FIG. 9 graphically plots the COF and bottle haze data for SGC3 from Table 5. In order to achieve the desired COF 0.2 or less, approximately 200 ppm of additive is required. Even at this level of additive, however, the sidewall haze is still well below the threshold limit of 4%. Comparison of the results for SGC2 and SGC3 indicates that, as between smaller and larger average sized particles, the most preferred additive for low COF and low haze is the smaller particle size (SGC2 which is 2-12 microns average particle size) compared to the larger particle size (SGC3 which is 10-40 microns average particle size) because less additive is needed to reach the desired COF.
FIG. 10 graphically plots the COF and bottle haze data from Table 5. This plot illustrates that the desired COF of 0.2 or less is not achievable with talc even at concentrations of up to 200 ppm. While the COF of 0.20 using talc is approached, but not achieved, at talc levels of around 100 ppm, at this level the haze is very close to the 4.0% ceiling, and the ceiling is exceeded at about 110 ppm talc. Thus, these results in this Example show that the SGC additives have superior performance to talc in lowering bottle coefficient of static friction with low bottle sidewall haze and in increasing the preform reheat rate. Furthermore, they show that the preferred embodiment of the invention is the smaller particle size SGC, due to its more efficient lowering of COF and increasing reheat rate relative to the larger particle size material.
The results from Table 4 and Table 5 also indicate that it is now possible to provide a polyester composition having a final reheat temperature of 5.0° C. or more, a b* rating of 3.8 or less, more preferably 3.7 or less and a coefficient of static friction of 0.6 or less, more preferably 0.5 or less, and most preferably 0.4 or less. For example, Base PET2 with SGC2 meets all of these criteria.
The results from Tables 4 and 5 also indicate that it is now possible to manufacture a polyester composition having a final reheat temperature delta of 5.0° C. or more and an L* value of at least 70, more preferably at least 75, and a coefficient of static friction of 0.6 or less, more preferably 0.5 or less, and most preferably 0.4 or less.
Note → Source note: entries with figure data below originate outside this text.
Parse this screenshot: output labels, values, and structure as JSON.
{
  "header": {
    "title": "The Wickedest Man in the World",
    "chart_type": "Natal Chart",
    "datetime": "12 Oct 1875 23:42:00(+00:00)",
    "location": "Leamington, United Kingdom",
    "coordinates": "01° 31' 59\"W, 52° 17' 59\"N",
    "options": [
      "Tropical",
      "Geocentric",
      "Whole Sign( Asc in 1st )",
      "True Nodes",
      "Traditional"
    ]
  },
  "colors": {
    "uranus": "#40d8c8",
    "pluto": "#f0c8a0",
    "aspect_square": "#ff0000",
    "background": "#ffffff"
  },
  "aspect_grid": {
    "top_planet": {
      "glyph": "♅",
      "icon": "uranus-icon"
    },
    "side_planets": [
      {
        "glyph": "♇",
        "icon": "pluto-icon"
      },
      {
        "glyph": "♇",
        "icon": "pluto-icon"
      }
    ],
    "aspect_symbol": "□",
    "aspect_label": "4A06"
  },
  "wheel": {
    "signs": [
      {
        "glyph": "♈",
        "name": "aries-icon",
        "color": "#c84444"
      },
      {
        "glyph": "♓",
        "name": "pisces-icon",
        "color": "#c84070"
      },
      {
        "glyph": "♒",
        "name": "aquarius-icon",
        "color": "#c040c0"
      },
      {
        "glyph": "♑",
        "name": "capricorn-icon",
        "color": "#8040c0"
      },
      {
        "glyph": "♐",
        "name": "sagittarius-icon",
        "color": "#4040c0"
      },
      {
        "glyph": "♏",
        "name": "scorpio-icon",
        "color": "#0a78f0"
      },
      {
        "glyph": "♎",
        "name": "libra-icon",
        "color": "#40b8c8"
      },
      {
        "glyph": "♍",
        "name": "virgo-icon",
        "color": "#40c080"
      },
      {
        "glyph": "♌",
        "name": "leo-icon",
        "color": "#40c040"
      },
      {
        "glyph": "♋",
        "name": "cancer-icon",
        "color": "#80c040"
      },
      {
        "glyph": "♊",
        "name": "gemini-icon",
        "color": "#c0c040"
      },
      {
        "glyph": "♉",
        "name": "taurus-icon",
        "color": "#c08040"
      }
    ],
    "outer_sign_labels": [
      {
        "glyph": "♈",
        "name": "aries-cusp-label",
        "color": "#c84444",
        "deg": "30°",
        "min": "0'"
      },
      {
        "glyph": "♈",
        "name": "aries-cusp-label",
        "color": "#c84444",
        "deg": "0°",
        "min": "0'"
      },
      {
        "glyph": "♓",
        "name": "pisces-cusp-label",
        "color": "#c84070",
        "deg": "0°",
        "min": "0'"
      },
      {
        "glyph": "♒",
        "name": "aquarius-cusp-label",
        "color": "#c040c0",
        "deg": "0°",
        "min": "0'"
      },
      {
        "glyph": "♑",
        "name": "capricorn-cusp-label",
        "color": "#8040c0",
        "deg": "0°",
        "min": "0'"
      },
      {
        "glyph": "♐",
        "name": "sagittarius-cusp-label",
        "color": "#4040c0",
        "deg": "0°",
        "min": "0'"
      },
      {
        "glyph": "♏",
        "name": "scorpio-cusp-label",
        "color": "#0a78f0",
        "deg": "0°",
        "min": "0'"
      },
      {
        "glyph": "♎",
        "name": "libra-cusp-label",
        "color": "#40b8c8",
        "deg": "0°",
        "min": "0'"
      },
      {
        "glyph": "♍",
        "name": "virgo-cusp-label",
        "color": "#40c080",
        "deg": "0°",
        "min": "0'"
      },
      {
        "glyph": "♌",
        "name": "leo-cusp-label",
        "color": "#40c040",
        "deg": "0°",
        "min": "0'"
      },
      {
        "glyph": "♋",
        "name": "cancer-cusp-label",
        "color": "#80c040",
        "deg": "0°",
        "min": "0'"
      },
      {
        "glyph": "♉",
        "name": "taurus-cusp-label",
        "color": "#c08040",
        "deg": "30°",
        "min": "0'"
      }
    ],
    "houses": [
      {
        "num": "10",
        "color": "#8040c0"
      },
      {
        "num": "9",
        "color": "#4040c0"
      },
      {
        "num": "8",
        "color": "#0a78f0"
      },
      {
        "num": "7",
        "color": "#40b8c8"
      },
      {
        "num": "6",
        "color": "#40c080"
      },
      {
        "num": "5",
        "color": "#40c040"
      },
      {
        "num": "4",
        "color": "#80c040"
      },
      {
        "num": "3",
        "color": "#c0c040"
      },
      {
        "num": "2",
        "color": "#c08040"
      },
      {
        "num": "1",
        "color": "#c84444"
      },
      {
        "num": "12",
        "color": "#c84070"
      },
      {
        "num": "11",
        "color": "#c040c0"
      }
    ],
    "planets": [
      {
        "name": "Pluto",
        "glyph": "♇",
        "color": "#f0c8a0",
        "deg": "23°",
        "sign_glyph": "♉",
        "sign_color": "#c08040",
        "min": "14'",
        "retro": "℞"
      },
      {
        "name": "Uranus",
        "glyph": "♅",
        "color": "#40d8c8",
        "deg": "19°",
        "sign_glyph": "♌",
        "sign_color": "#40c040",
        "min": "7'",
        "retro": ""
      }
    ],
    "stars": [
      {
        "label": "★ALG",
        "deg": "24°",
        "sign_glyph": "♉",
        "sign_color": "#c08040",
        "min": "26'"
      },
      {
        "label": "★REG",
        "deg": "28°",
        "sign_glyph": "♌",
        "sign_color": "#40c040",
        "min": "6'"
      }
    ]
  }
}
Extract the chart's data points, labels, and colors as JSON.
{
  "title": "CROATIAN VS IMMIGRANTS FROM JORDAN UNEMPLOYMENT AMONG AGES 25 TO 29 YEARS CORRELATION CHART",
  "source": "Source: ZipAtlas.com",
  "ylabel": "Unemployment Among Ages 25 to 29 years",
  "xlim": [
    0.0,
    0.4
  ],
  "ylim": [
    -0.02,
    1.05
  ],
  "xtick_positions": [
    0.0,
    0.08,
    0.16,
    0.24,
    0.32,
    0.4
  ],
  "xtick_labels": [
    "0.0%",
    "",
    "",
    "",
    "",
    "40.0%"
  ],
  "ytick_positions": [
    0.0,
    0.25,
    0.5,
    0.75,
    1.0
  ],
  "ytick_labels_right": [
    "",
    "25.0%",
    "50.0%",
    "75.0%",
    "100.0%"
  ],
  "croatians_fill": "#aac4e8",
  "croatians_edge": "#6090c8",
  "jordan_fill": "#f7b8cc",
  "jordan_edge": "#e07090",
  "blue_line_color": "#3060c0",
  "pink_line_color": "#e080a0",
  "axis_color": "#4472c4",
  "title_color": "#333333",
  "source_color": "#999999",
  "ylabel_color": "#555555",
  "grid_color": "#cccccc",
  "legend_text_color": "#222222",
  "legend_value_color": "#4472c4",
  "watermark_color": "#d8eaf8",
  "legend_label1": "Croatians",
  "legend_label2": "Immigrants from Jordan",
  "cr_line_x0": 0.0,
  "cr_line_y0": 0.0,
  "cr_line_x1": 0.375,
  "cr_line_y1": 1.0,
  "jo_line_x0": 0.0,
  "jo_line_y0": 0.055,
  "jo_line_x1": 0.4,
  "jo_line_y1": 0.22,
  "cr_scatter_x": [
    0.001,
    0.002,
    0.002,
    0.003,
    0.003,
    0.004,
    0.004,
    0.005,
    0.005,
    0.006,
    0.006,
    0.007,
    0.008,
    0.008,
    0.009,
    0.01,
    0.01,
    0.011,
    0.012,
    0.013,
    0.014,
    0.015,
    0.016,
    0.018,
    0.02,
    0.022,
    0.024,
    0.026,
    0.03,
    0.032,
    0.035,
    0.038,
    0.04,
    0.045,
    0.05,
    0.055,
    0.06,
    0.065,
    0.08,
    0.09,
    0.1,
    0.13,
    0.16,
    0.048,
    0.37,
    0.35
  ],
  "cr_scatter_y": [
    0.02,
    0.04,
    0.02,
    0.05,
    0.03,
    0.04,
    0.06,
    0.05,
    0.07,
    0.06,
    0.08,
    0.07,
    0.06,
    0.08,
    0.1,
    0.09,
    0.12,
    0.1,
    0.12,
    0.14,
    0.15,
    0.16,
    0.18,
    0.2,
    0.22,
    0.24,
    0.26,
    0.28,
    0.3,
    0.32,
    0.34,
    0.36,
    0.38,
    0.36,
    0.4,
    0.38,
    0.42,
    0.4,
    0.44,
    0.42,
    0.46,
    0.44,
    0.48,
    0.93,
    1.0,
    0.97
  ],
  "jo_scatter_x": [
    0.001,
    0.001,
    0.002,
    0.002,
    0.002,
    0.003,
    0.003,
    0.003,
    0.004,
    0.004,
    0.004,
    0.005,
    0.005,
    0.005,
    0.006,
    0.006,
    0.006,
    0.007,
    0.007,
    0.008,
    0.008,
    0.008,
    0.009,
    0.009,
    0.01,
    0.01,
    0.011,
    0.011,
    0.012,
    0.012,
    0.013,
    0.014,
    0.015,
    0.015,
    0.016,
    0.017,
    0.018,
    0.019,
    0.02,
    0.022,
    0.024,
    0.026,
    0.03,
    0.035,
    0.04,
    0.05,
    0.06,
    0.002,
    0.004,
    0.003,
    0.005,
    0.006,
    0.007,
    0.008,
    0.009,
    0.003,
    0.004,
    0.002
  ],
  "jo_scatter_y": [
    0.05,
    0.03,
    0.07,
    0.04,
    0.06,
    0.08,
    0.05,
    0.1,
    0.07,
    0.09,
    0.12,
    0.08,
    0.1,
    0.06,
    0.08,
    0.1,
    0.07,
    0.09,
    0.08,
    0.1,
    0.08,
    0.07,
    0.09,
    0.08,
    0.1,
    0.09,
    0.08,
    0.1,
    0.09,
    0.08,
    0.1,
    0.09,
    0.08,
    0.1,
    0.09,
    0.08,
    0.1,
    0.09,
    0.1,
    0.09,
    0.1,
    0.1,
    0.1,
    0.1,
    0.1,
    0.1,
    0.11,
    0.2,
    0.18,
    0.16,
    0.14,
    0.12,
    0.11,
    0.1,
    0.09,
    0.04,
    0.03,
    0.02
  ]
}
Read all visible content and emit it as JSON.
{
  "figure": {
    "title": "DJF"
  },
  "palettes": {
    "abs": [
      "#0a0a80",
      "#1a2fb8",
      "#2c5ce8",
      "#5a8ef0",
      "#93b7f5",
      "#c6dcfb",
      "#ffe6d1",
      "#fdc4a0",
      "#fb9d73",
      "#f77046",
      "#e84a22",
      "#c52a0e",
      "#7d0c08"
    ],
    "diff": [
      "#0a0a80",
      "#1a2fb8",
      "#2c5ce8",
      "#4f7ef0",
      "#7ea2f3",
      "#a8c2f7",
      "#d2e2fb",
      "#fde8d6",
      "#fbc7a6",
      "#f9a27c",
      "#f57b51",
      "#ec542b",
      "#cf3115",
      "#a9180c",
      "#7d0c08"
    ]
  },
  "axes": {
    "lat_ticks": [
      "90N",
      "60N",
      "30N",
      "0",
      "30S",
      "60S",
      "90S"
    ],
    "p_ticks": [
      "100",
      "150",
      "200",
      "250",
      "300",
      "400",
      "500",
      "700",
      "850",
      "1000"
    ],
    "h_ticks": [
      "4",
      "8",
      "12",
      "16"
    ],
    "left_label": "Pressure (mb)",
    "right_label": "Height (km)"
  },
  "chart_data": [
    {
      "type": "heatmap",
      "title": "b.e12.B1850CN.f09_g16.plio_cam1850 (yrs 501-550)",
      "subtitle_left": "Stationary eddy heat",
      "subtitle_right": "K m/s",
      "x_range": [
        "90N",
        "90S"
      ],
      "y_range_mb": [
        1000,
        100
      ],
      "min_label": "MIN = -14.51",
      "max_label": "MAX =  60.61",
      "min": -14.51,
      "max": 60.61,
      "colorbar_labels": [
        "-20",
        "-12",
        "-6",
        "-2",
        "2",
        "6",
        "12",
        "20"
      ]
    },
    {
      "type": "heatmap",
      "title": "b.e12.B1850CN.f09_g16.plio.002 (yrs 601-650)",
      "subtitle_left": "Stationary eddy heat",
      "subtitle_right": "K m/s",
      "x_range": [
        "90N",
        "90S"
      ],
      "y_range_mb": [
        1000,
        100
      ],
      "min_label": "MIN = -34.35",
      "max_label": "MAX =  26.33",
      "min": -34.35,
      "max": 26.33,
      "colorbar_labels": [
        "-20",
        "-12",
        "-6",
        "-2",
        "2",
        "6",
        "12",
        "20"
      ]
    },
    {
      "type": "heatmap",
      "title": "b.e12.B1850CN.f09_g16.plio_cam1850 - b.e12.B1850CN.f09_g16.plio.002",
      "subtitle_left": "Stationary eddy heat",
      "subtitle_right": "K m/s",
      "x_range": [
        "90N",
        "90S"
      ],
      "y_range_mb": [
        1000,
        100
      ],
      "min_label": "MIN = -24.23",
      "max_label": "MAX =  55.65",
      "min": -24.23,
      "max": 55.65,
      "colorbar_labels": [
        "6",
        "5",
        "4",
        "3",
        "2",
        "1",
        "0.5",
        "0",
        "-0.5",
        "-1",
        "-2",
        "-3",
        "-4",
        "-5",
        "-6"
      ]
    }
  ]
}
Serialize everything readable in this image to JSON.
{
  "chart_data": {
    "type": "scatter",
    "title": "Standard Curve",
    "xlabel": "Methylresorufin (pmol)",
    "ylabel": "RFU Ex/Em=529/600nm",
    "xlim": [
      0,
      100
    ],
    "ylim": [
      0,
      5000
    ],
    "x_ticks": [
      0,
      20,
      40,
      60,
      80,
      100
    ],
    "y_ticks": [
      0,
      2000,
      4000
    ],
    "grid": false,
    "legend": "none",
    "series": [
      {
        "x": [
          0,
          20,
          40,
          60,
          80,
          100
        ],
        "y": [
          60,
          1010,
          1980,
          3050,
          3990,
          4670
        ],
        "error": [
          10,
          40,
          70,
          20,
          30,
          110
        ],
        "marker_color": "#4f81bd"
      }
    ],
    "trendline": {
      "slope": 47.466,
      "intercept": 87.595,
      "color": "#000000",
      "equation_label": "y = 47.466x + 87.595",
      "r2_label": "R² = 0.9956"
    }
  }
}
This is shown by the examples of Base PET2 containing 200 ppm SGC3 and all the examples containing SGC2 in both tables.
The results from Tables 4 and 5 also indicate that it is now possible to obtain a polyester composition having a reheat additive in an amount ranging from 50 ppm to 150 ppm which increases the reheat rate of the composition by at least 2.5° C. for the first 50 ppm of additive and reduces the coefficient of static friction of the composition by at least 20% for the first 50 ppm of additive, each relative to a composition without said additive, wherein the composition has a sidewall bottle haze value of 9% or less measured at a thickness of no greater than 12.5 mils, preferably 8% or less, more preferably 5% or less, and most preferably each value determined using a bottle sidewall having a thickness of 12.5 mils.
The results from Tables 4 and 5 also demonstrate that it is now possible to obtain a polyester composition, preferably a beverage bottle, comprising a reheat additive in an amount of at least 50 ppm and having a bottle sidewall haze value of less than 8%, preferably 5.5% or less and such that the additive selected does not elevate the haze value of the composition by more than 8%, preferably by more than 5.5%, when measured throughout a reheat additive concentration ranging from 50 ppm to 200 ppm (whether or not the amount of additive actually used is up to 200 ppm). All of the tested polyester compositions containing SGC maintained a bottle sidewall haze level of 5.5% or less throughout a range from 50 ppm to 200 ppm.